Microsoft evidenzia che non si è trattato di un outage del sistema. Infatti il servizio è stato progettato in modo da marcare in maniera predefinita le installazione come "genuine" nel caso il sistema sia mal funzionante o indisponibile. In sostanza, se i server sono down, WGA esegue la validazione positivamente per tutti i sistemi. Nel caso dei giorno scorsi, non si è verificata una interruzione del servizio, ma un problema interno che causava risposte non corrette da parte del sistema.
Microsoft ha ora aggiornato le capacità di monitoring del servizio, in modo da essere avvisata anticipatamente su eventuali simili eventi futuri.
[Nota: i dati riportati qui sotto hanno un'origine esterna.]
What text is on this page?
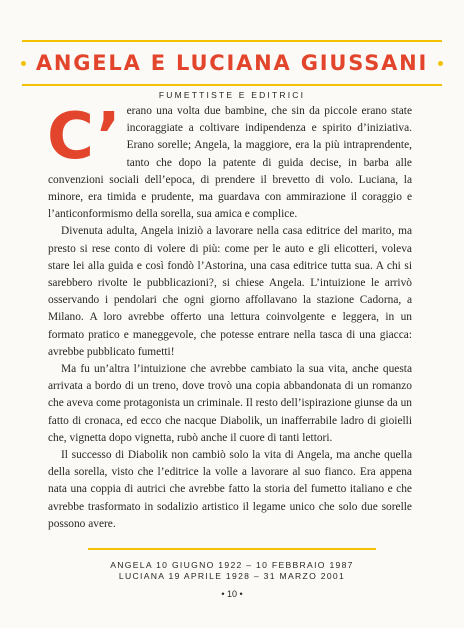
ANGELA E LUCIANA GIUSSANI
FUMETTISTE E EDITRICI

C’ erano una volta due bambine, che sin da piccole erano state incoraggiate a coltivare indipendenza e spirito d’iniziativa. Erano sorelle; Angela, la maggiore, era la più intraprendente, tanto che dopo la patente di guida decise, in barba alle convenzioni sociali dell’epoca, di prendere il brevetto di volo. Luciana, la minore, era timida e prudente, ma guardava con ammirazione il coraggio e l’anticonformismo della sorella, sua amica e complice.

Divenuta adulta, Angela iniziò a lavorare nella casa editrice del marito, ma presto si rese conto di volere di più: come per le auto e gli elicotteri, voleva stare lei alla guida e così fondò l’Astorina, una casa editrice tutta sua. A chi si sarebbero rivolte le pubblicazioni?, si chiese Angela. L’intuizione le arrivò osservando i pendolari che ogni giorno affollavano la stazione Cadorna, a Milano. A loro avrebbe offerto una lettura coinvolgente e leggera, in un formato pratico e maneggevole, che potesse entrare nella tasca di una giacca: avrebbe pubblicato fumetti!

Ma fu un’altra l’intuizione che avrebbe cambiato la sua vita, anche questa arrivata a bordo di un treno, dove trovò una copia abbandonata di un romanzo che aveva come protagonista un criminale. Il resto dell’ispirazione giunse da un fatto di cronaca, ed ecco che nacque Diabolik, un inafferrabile ladro di gioielli che, vignetta dopo vignetta, rubò anche il cuore di tanti lettori.

Il successo di Diabolik non cambiò solo la vita di Angela, ma anche quella della sorella, visto che l’editrice la volle a lavorare al suo fianco. Era appena nata una coppia di autrici che avrebbe fatto la storia del fumetto italiano e che avrebbe trasformato in sodalizio artistico il legame unico che solo due sorelle possono avere.

ANGELA 10 GIUGNO 1922 – 10 FEBBRAIO 1987
LUCIANA 19 APRILE 1928 – 31 MARZO 2001
• 10 •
L'azienda sta anche lavorando su ulteriori modifiche, tra cui l'aumento della velocità delle "escalations" e l'aggiunta di checkpoint prima che modifiche possano essere fatte ai server di produzione. Kochis conclude il suo intervento ribadendo quanto già scritto
nel post precedente riguardo l'effettivo impatto subito dai clienti durante il malfunzionamento del sistema. La soluzione per tutti è quella di ri-validare i propri sistemi visitando il sito www.microsoft.com/genuine e cliccando sul pulsante 'Validate Windows' nella parte alta a destra della homepage. Per i clienti che necessitano di supporto addizionale Microsoft offre assistenza sulla pagina
microsoft.com/genuinesupport.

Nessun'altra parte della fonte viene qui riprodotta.